As to focusing on the people who need help most, there is the pupil premium, supplemented by the education endowment fund. Although it is right to debate how that formula works and how the transition to the pupil premium will work, I would love to hear any Labour Member challenge the principle of the pupil premium and say that it is the wrong way to go about funding education. There should be an amount per pupil and then a supplement—[Interruption.] I am talking about the structure. The supplement will go to those who need it most. It puts the money where it is most needed and it will incentivise schools to take on the most needy pupils rather than have the top-skimming about which people rightly complain.
I have virtually no time left so I shall conclude by saying that focus on the most formative times is important.
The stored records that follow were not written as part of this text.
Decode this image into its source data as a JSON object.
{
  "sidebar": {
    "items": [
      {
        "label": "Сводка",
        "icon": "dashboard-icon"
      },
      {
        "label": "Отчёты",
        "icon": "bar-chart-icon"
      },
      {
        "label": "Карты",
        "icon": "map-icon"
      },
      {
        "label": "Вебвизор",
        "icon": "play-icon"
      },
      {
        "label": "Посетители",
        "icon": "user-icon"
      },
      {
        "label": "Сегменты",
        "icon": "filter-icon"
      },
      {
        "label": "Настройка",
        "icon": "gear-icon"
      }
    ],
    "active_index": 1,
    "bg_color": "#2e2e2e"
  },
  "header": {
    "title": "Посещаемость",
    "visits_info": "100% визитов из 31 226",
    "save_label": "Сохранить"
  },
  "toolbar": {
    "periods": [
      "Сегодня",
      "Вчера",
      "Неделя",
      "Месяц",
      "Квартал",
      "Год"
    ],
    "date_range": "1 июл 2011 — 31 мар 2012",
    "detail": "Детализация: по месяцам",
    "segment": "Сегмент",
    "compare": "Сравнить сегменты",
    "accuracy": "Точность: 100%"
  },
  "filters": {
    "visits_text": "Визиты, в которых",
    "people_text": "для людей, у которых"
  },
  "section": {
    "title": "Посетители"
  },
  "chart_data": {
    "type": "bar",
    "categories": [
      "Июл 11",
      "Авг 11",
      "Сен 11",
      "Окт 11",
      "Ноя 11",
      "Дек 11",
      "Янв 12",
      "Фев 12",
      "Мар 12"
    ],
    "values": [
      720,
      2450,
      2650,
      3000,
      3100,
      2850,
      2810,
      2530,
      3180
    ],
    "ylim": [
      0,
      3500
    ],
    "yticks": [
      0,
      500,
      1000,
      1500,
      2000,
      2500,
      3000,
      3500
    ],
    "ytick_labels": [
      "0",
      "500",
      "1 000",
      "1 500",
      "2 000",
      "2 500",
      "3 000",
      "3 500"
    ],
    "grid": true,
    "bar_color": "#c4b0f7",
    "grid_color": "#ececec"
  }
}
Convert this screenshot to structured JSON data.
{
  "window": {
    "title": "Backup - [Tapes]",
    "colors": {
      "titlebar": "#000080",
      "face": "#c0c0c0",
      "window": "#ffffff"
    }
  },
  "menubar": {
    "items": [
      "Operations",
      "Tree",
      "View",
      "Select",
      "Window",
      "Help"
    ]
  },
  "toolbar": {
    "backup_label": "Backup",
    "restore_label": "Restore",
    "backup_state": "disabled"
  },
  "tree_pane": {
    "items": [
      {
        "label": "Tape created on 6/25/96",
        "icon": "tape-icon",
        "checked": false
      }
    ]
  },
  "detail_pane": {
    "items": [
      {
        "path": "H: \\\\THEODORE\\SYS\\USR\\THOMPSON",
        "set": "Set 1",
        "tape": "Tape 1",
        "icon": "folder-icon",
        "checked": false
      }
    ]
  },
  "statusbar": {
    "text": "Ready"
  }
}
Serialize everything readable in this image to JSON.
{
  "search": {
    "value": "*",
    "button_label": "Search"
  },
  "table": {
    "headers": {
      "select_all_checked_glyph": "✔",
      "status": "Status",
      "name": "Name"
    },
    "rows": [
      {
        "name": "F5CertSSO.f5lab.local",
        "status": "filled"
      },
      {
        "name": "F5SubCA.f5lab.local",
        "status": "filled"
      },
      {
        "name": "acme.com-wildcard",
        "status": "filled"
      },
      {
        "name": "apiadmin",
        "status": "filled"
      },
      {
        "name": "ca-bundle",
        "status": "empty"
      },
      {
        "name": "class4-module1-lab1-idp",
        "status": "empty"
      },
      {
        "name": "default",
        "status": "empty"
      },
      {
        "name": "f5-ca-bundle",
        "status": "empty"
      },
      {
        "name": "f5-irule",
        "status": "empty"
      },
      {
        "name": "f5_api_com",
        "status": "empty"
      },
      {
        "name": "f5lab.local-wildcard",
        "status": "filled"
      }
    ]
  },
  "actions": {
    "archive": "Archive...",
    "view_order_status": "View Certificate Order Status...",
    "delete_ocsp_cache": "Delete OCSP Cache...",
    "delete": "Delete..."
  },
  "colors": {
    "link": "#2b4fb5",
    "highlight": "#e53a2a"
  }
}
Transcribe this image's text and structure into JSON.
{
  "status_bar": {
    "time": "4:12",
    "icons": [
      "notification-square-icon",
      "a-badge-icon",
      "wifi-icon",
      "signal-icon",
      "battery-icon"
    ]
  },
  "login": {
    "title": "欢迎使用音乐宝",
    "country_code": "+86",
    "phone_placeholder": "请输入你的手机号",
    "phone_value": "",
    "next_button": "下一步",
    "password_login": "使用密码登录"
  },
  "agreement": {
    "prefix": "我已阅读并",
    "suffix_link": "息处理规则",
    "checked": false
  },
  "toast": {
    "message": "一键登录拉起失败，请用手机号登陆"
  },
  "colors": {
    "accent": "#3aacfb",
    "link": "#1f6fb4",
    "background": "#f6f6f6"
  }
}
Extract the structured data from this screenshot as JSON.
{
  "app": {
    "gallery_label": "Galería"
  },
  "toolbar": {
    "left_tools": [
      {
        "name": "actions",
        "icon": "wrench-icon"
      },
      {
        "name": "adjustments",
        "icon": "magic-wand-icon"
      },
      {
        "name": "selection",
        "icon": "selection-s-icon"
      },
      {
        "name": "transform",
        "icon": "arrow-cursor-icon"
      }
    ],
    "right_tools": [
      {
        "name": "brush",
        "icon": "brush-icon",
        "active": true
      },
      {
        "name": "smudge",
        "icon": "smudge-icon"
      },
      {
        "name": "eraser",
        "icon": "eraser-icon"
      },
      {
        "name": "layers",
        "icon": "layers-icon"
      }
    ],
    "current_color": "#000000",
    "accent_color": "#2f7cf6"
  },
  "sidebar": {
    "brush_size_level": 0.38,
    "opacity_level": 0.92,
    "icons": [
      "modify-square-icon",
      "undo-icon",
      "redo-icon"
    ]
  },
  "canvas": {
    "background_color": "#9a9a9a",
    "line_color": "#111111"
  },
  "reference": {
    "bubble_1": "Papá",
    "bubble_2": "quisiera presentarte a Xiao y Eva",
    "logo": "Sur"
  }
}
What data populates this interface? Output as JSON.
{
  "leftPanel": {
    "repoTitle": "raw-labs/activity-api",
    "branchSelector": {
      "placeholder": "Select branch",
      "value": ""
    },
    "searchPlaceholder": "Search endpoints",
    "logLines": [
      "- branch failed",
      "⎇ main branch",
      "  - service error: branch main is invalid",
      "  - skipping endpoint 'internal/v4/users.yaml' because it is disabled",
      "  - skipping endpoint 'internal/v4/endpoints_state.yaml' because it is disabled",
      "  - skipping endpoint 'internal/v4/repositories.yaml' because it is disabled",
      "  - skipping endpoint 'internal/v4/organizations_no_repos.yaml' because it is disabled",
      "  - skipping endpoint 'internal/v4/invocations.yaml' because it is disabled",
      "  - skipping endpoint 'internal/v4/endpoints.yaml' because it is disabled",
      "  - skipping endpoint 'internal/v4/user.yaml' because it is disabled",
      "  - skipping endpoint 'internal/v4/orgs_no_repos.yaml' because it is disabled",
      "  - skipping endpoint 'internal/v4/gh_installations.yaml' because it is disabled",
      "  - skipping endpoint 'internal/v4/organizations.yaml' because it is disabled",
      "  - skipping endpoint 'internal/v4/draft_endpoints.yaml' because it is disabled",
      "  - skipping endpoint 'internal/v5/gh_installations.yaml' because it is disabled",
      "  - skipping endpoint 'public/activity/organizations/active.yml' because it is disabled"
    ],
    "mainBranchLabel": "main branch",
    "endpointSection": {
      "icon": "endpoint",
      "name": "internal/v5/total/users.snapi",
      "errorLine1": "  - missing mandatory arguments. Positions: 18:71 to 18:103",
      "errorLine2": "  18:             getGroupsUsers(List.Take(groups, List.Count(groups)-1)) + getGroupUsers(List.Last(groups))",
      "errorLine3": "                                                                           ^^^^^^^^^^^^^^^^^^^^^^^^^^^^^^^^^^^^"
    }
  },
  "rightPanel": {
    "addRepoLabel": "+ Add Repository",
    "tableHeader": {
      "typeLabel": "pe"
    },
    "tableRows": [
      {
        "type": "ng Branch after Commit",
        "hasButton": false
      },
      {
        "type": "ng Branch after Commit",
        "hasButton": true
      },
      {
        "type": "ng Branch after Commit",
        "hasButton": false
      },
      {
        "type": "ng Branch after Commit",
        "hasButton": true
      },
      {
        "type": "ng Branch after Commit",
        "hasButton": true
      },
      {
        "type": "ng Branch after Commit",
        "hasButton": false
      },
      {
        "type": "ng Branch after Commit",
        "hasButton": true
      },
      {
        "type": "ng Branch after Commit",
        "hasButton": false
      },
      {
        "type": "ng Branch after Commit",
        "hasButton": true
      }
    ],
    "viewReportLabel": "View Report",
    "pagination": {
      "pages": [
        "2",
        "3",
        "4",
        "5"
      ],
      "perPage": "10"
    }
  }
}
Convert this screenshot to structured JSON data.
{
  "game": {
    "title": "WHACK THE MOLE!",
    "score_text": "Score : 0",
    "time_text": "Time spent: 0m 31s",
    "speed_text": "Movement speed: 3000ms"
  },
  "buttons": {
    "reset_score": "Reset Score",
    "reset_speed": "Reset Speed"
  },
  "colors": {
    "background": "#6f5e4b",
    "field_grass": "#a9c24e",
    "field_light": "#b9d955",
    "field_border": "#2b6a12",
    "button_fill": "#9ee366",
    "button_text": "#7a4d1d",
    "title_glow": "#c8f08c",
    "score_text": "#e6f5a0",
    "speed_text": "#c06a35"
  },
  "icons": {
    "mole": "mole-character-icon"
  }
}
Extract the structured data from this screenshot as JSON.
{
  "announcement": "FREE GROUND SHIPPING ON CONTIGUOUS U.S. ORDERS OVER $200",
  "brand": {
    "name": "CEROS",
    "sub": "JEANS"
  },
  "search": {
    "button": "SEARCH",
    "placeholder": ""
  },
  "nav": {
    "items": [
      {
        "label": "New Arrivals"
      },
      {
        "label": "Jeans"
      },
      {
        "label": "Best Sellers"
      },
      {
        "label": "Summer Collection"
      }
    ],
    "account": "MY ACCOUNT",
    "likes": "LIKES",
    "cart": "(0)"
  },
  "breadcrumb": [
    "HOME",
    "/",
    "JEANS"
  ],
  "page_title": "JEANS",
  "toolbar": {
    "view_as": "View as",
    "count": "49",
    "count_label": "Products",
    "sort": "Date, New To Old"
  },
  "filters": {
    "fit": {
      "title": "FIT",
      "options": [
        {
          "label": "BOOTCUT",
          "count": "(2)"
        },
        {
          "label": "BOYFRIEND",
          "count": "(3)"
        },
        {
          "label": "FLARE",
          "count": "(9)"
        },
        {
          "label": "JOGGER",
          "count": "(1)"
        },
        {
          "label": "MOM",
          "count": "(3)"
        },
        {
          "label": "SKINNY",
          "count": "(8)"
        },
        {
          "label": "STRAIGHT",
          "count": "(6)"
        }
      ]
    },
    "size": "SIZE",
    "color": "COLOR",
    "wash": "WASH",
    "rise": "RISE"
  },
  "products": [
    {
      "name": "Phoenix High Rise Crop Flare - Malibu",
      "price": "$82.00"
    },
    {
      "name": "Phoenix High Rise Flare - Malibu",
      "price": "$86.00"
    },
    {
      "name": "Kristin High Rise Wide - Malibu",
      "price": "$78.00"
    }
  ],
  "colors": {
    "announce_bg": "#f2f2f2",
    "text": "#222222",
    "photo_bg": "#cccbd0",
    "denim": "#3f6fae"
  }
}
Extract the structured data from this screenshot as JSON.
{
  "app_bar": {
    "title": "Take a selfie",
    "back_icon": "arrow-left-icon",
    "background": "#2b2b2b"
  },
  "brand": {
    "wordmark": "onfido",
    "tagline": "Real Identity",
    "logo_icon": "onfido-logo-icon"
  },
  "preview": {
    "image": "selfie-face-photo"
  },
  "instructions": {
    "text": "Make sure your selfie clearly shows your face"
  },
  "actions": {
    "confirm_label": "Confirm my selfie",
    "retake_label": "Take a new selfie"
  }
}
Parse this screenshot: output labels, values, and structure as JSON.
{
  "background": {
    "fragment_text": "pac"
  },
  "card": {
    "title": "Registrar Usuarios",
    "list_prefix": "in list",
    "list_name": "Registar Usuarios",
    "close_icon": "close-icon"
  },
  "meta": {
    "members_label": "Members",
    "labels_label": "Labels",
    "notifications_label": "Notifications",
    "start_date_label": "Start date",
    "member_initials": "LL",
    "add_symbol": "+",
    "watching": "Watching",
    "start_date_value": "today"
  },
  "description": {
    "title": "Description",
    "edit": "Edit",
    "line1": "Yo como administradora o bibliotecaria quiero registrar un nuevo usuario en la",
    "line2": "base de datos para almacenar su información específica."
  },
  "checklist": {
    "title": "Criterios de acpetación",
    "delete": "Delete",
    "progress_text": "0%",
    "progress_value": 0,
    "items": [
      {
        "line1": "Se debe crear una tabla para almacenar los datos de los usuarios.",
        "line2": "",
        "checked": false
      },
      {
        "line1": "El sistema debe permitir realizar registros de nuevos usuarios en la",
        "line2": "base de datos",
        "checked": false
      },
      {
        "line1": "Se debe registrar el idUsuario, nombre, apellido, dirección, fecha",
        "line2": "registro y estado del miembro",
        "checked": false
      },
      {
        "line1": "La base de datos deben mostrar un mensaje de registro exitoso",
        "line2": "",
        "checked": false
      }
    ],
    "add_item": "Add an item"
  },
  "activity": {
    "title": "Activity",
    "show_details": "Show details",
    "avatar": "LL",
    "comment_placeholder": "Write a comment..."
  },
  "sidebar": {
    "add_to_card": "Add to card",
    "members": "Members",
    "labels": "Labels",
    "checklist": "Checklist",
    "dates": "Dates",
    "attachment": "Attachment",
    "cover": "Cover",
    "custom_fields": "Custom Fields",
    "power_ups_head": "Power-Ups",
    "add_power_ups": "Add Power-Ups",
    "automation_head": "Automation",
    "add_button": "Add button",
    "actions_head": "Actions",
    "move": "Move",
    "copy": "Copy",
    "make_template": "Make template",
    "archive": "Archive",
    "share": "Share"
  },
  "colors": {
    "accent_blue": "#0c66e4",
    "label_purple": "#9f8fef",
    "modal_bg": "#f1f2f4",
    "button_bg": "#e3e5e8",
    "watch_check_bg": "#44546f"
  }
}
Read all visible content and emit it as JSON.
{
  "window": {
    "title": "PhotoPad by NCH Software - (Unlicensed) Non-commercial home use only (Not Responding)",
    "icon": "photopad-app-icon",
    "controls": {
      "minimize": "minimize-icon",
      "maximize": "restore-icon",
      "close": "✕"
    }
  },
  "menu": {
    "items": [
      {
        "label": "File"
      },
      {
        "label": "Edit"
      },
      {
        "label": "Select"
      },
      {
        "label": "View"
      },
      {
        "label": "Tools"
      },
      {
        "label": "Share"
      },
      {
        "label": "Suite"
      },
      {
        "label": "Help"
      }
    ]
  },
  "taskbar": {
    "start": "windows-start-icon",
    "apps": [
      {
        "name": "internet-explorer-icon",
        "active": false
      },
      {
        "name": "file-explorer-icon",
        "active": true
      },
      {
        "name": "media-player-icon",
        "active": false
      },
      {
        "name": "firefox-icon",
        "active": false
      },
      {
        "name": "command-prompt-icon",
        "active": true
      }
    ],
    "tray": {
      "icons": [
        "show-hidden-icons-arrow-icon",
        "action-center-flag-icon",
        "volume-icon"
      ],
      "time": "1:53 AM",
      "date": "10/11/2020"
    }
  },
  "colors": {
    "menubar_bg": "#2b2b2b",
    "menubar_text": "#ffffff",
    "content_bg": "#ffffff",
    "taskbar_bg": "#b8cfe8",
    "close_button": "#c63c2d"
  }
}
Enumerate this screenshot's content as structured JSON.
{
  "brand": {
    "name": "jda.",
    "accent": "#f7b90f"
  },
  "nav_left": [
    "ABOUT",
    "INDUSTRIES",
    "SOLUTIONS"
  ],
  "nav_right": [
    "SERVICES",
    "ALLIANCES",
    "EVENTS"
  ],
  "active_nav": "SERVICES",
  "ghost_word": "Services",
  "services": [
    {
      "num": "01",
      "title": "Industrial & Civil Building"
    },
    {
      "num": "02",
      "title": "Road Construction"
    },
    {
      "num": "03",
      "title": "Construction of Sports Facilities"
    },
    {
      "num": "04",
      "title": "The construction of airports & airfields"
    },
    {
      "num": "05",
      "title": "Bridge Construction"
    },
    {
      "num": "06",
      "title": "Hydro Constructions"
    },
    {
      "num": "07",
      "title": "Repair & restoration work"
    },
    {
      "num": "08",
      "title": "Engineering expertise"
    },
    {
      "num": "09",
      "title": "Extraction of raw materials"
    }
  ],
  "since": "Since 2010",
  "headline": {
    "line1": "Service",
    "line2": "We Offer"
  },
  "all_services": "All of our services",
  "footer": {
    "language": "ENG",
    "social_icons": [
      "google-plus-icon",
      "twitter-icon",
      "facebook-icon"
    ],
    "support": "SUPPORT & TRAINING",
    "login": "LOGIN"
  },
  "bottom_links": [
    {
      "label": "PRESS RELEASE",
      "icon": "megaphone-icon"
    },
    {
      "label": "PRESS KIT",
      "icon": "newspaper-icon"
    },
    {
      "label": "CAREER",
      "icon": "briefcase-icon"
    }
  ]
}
That is why I particularly welcome the extension of the early-years free allowance and the extension to the neediest children at age two. Every piece of academic evidence that I have ever seen says that it is most important to focus on the very earliest years to help with children’s futures. That will affect their ability to read and their behaviour and discipline, which affects all those around them.
We thus have diversity and choice in respect of school types and we have progressivity in respect of the pupil premium and other measures. We also have an evidence-based, financially responsible approach that will allow more schools to prosper, more teachers to flourish and more children to become everything they possibly can be.